Copernic nous avait déjà infligé une bonne claque en démontrant que nous n’occupions pas le centre de l’univers, mais simplement une toute petite planète errante dans l’infini cosmique. Première leçon d’humilité. C’était en 1513. Trois siècles plus tard, Darwin en remet une couche en établissant que nous descendons de nos cousins les singes, et non d’une noble lignée divine. Sigmund Freud mit la touche finale : notre psyché, disait-il (mais il avait piqué l’idée à Aristote), n’est qu’une frêle embarcation livrée aux tempêtes d’un inconscient saturé de désirs, de pulsions, avec du sexe partout, encore et toujours.

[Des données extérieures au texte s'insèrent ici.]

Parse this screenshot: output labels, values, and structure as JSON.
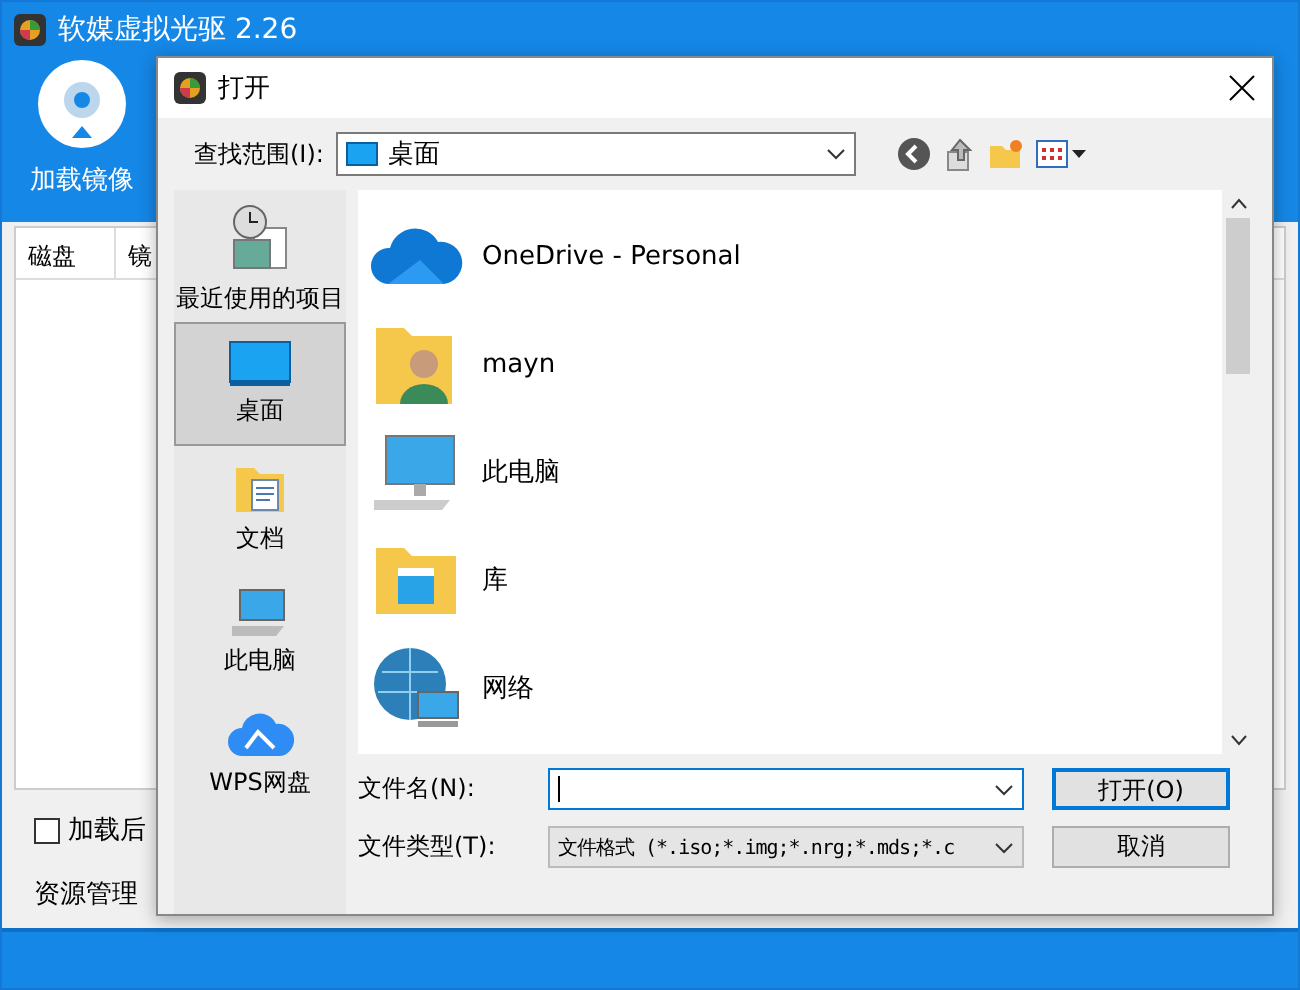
{
  "app": {
    "title": "软媒虚拟光驱 2.26",
    "toolbar_button": "加载镜像",
    "table": {
      "columns": [
        "磁盘",
        "镜"
      ]
    },
    "checkbox": {
      "label": "加载后",
      "checked": false
    },
    "footer_label": "资源管理"
  },
  "dialog": {
    "title": "打开",
    "look_in": {
      "label": "查找范围(I):",
      "value": "桌面"
    },
    "places": [
      {
        "label": "最近使用的项目",
        "kind": "recent",
        "selected": false
      },
      {
        "label": "桌面",
        "kind": "desktop",
        "selected": true
      },
      {
        "label": "文档",
        "kind": "documents",
        "selected": false
      },
      {
        "label": "此电脑",
        "kind": "computer",
        "selected": false
      },
      {
        "label": "WPS网盘",
        "kind": "cloud",
        "selected": false
      }
    ],
    "files": [
      {
        "name": "OneDrive - Personal",
        "kind": "cloud"
      },
      {
        "name": "mayn",
        "kind": "user"
      },
      {
        "name": "此电脑",
        "kind": "computer"
      },
      {
        "name": "库",
        "kind": "library"
      },
      {
        "name": "网络",
        "kind": "network"
      }
    ],
    "file_name": {
      "label": "文件名(N):"
    },
    "file_type": {
      "label": "文件类型(T):",
      "value": "文件格式 (*.iso;*.img;*.nrg;*.mds;*.c"
    },
    "buttons": [
      {
        "label": "打开(O)",
        "default": true
      },
      {
        "label": "取消",
        "default": false
      }
    ]
  }
}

On aurait pu penser qu’après toutes ces humiliations nous avions encaissé le plus difficile (la popularisation du sextoy dans les années 1980 fut probablement un autre coup dur). Mais enfin, en 2022, vint le moment de notre ultime déconvenue : le lancement public de ChatGPT, la véritable quatrième vexation de l’humanité. Peut-être la plus douloureuse, puisque celle-ci s’attaque directement à notre intelligence, notre esprit, la toute dernière de nos dignités, celle qui est censée ne jamais quitter le navire même quand le corps ne répond plus et que tout le reste a quitté l’épave.
Jadis, on était fiers d’envoyer des lettres flamboyantes, de rédiger des discours éloquents, de taper des mails incisifs et percutants. Parfois, il arrivait aux plus valeureux d’entre nous d’écrire des textes à vocation littéraire, et même, pour les plus suicidaires, des POÈMES (non ce n’est pas un gros mot). Tout cela est bel et bien terminé. Aujourd’hui, on délègue – mieux : on « relègue » – trop volontiers ces « tâches » à une IA qui, en quatre secondes, nous délivre sur simple demande un « texte inspirant » pour LinkedIn, une lettre formelle pour solliciter la clémence des impôts, ou encore un joli CV tout neuf. Ultime affront, cette « chose » ne procrastine jamais. Pendant que nous reportons indéfiniment au lendemain les corvées les plus simples (comme ranger ce tiroir plein de papiers inutiles), elle traite de milliers de requêtes simultanées dans une productivité inhumaine, sans jamais soupirer ni se plaindre. Pendant qu’elle écrit sans relâche, nous nous débattons pour trouver une virgule à déplacer dans un mail.
Après avoir été délogés du centre de l’univers, renoncé à notre supposée supériorité biologique, puis constaté notre incapacité à maîtriser pleinement notre propre psyché, voilà que l’intelligence elle-même — ultime bastion de notre orgueil — vacille à son tour, ébranlée par un simple algorithme…
Pourtant, il resterait peut-être une ligne de défense, subtile et profonde, nichée dans le tissu mouvant de nos affects : c’est celle du « style », du « goût », de ce nec plus ultra de l’intelligence que Lautréamont décrivait si bien comme « la qualité fondamentale qui résume toutes les autres qualités, et par laquelle seule le génie atteint la santé suprême et l’équilibre de toutes les facultés ».
Cette subtilité précieuse, cette élégance singulière qui autorise toutes les alliances dans un jeu de variations inépuisables, demeure résolument HUMAINE, et nous permet de faire dialoguer tout ensemble Tokyo, Bali, Picasso, Spirou et Jane Birkin, Miles Davis et le vin de Toscane, Jean Eustache et Billie Holiday, Christopher Nolan, Julien Gracq, Lady Gaga, Wes Anderson et les macarons Ladurée, les robes d’Alaïa, les romans de Duras, les bijoux de Suzanne Belperron, le sourire de Monica Vitti, le cinéma de Miyasaki ou encore les pages folles de Philip Roth.
La machine calcule, nous inventons des tonalités. Elle trace des lignes, nous dessinons des ombres et des lumières. Notre dernier refuge réside peut-être dans cet art majeur et imprévisible, celui-là même qui nous permet d’éprouver un éclat de rire face à l’absurde ou une larme devant la beauté : ce cinquième sens de la nuance et de la liberté (puisque chacun est libre de l’appeler comme il le souhaite), imperméable aux algorithmes, puisque merveilleusement imparfait.